Regenerative Medicine Breakthrough: Cellular 'Glue' Heals Wounds, Potentially Regrows Nerves and Tissue
A kind of glue but for cells may seem like science fiction, but in the not too distant future the UCSF may claim credit for the discovery.

Typical of science fiction is the scene wherein a space warrior sustains an injury and some kind of medical spray instantly repairs the damage. This could soon be science fact, thanks to a medical science breakthrough.

Researchers at the Univ. of California San Francisco have engineered molecules that act like a "cellular glue" for direct bonding of tissues-a long sought goal of regenerative medicine.

In a first-of-its-kind demonstration, the UCSF team produced customized adhesion molecules which bound select cells in a predictable manner, giving them de-facto control of the regenerative potential of the body.

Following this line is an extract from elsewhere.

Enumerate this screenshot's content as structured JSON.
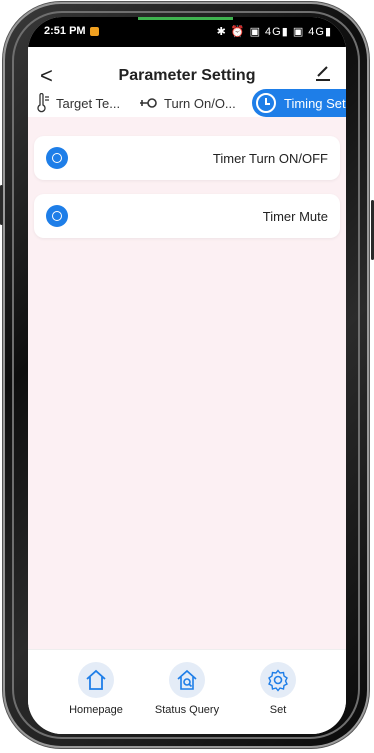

"We were able to engineer cells in a manner that allows us to control which cells they interact with, and also to control the nature of that interaction," said senior author Wendell Lim, PhD, director of UCSF's Cell Design Institute. "This opens the door to building novel structures like tissues and organs."

Adhesive molecules can be found all throughout the human body creating communicative-bonds and immune pathways between tens of trillions of cells, but manipulating them has been beyond the reach of scientists so far.

Cellular bonding creates the characteristics of the structure they create. Tighter bonds form complex, solid organs like the liver or lungs, while looser bonds permit structures like immune molecules to do their disease fighting work with flexibility.

The artificial adhesion molecules designed by Lim et al. come in two parts: one which sits on the outside of the cell and determines which other cells it binds to, and another which sits inside and determines the strength of the bond.

"It's very exciting that we now understand much more about how evolution may have started building bodies," Lim said.

"Our work reveals a flexible molecular adhesion code that determines which cells will interact, and in what way. Now that we are starting to understand it, we can harness this code to direct how cells assemble into tissues and organs."

"These tools could be really transformative."